Appellant focuses on the lack of some of these indicators, and contends that the State ultimately relies only on the quantity of drugs alone. The State responds in part that the large quantity of the drugs here would be sufficient evidence to support the conviction. It cites a number of cases in support of that proposition. E.g. United States v. DeLeon, 641 F.2d 330, 335 (5th Cir. 1981); United States v. Goldstein, 635 F.2d 356, 362 (5th Cir. 1981), and United States v. Grayson, 625 F.2d 66 (5th Cir. 1980). We need not apply such a bright line rule, only because the conviction here rests on much more than just the sheer quantity of the drug.
Appellant was traveling from what one detective testified was a supply city (San Diego) to a demand city (Houston). She was traveling on a known conduit for the commerce in drugs (an East-West train). She had been in Tijuana, Mexico, just days before she left San Diego. Tijuana is a known manufacturing site for methamphetamine. The jury could infer from these facts that the drug was destined for commerce with others. See Utomi, 243 S.W.3d at 82 (nature of location where accused arrested as a relevant factor). Appellant had only a few changes of clothes with her, suggesting that she did not intend to stay long in Houston. But she had no implements in her possession to consume any of the drug. It would seem unlikely that a person on a several day trip would carry such a large quantity of a drug for personal use, without any of the paraphernalia to actually use the drug. See Mack v. State, 859 S.W.2d 526, 529 (Tex.App.--Houston [1st Dist.] 1993, no pet.)(lack of drug paraphernalia as negating inference drugs were for personal use). The State could have certainly done more to explain the significance of this quantity of the drug (i.e. calculate the street value, or provide the usual dosage for personal use). Nonetheless, the jury could have used its own common sense to understand that an offense based on grams of a substance takes on added significance when those grams add up to many pounds.

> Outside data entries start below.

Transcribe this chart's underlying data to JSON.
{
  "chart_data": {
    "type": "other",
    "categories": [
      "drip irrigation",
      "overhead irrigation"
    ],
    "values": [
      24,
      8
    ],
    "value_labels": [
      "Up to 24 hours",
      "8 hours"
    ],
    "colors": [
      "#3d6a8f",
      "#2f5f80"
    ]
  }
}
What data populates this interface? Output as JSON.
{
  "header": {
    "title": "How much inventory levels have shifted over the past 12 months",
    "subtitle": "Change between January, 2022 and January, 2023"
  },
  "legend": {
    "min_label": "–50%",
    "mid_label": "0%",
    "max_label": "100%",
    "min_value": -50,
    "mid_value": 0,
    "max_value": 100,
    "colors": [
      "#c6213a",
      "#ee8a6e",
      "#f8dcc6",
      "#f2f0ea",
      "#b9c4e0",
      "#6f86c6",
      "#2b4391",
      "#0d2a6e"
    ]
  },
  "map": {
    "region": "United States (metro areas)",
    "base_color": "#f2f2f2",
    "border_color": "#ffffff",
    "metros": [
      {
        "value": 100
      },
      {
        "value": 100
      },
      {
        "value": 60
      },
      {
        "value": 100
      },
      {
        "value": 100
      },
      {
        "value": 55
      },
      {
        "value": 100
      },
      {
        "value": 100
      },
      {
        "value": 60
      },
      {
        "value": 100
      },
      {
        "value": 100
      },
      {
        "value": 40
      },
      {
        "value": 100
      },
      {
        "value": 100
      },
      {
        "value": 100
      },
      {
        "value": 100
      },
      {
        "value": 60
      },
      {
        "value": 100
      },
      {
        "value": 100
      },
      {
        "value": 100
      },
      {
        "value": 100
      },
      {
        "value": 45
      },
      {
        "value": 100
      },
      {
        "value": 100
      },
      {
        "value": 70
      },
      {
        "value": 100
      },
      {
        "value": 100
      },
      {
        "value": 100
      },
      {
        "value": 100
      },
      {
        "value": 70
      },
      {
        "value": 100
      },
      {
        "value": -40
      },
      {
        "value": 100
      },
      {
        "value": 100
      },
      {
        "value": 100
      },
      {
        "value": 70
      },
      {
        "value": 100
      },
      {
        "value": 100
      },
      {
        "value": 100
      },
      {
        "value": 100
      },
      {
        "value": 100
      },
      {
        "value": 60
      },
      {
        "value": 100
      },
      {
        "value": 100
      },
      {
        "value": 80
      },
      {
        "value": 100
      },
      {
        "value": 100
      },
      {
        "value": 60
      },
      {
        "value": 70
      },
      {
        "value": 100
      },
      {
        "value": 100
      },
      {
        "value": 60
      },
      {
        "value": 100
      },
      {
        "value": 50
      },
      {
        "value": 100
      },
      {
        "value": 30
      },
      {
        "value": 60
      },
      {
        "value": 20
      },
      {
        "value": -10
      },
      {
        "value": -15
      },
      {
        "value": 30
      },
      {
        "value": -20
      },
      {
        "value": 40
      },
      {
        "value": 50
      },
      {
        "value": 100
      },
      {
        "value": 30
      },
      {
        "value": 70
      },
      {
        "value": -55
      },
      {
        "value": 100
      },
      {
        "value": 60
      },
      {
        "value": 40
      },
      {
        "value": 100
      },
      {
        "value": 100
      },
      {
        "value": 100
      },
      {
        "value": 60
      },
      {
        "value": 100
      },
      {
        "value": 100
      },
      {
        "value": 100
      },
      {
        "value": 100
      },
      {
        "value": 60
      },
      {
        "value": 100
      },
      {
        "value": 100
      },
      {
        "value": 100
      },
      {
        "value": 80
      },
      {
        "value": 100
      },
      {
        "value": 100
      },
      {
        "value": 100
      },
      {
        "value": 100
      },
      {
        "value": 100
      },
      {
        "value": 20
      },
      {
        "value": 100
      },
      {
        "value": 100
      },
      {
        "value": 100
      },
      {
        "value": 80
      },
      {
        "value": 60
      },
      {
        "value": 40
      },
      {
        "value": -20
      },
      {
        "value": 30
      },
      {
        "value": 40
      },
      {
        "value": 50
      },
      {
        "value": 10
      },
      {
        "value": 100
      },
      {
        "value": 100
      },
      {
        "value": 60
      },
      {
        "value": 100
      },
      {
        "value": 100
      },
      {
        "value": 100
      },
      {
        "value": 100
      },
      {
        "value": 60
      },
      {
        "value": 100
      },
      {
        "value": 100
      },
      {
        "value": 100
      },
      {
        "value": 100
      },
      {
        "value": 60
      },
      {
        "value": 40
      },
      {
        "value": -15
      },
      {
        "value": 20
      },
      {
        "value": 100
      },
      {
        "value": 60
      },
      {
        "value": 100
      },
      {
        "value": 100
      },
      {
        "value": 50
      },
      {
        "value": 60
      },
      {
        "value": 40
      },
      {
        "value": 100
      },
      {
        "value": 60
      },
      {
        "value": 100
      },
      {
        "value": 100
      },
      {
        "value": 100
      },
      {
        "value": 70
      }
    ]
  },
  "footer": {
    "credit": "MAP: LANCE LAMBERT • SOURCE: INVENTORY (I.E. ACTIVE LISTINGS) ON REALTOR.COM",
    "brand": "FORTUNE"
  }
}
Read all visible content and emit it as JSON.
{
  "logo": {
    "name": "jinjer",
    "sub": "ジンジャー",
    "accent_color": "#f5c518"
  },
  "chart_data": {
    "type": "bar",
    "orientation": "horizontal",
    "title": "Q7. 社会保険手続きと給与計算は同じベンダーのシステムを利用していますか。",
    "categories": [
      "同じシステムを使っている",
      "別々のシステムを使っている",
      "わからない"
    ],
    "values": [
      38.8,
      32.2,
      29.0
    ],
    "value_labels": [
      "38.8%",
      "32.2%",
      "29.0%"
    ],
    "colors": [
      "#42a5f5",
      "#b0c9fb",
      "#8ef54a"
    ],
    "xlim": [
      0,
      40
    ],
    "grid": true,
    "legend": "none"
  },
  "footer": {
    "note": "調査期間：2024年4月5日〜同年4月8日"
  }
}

Appellant relies on the discussion in Branch v. State, 833 S.W.2d 242 (Tex.App.--Dallas 1992, pet. ref'd), a case where the court held the evidence sufficient to prove intent to deliver. In reaching that conclusion, the Branch court distinguished its earlier decision in Turner v. State, 681 S.W.2d 849 (Tex.App.--Dallas 1984, pet. ref'd), a case where the court held the evidence insufficient to prove intent to deliver. Turner, however, was decided at a time when courts used the “reasonable-alternative-hypothesis construct” for analyzing legal insufficiency claims; that construct has since been rejected. See Geesa v. State, 820 S.W.2d 154, 160 (Tex.Crim.App. 1991), overruled on other grounds by Paulson v. State, 28 S.W.3d 570, 571-72 (Tex.Crim.App. 2000). Accordingly, we find the discussion in Turner unhelpful.
The accumulation of several factors--finding the drugs in a known conduit for the drug trade between a “supply” and “demand” city, the apparent short duration of the trip without any paraphernalia for any personal use of the drug, and the sheer quantity of the drug--all collectively support the jury's finding of intent to deliver. We overrule Appellant's single point and affirm the conviction.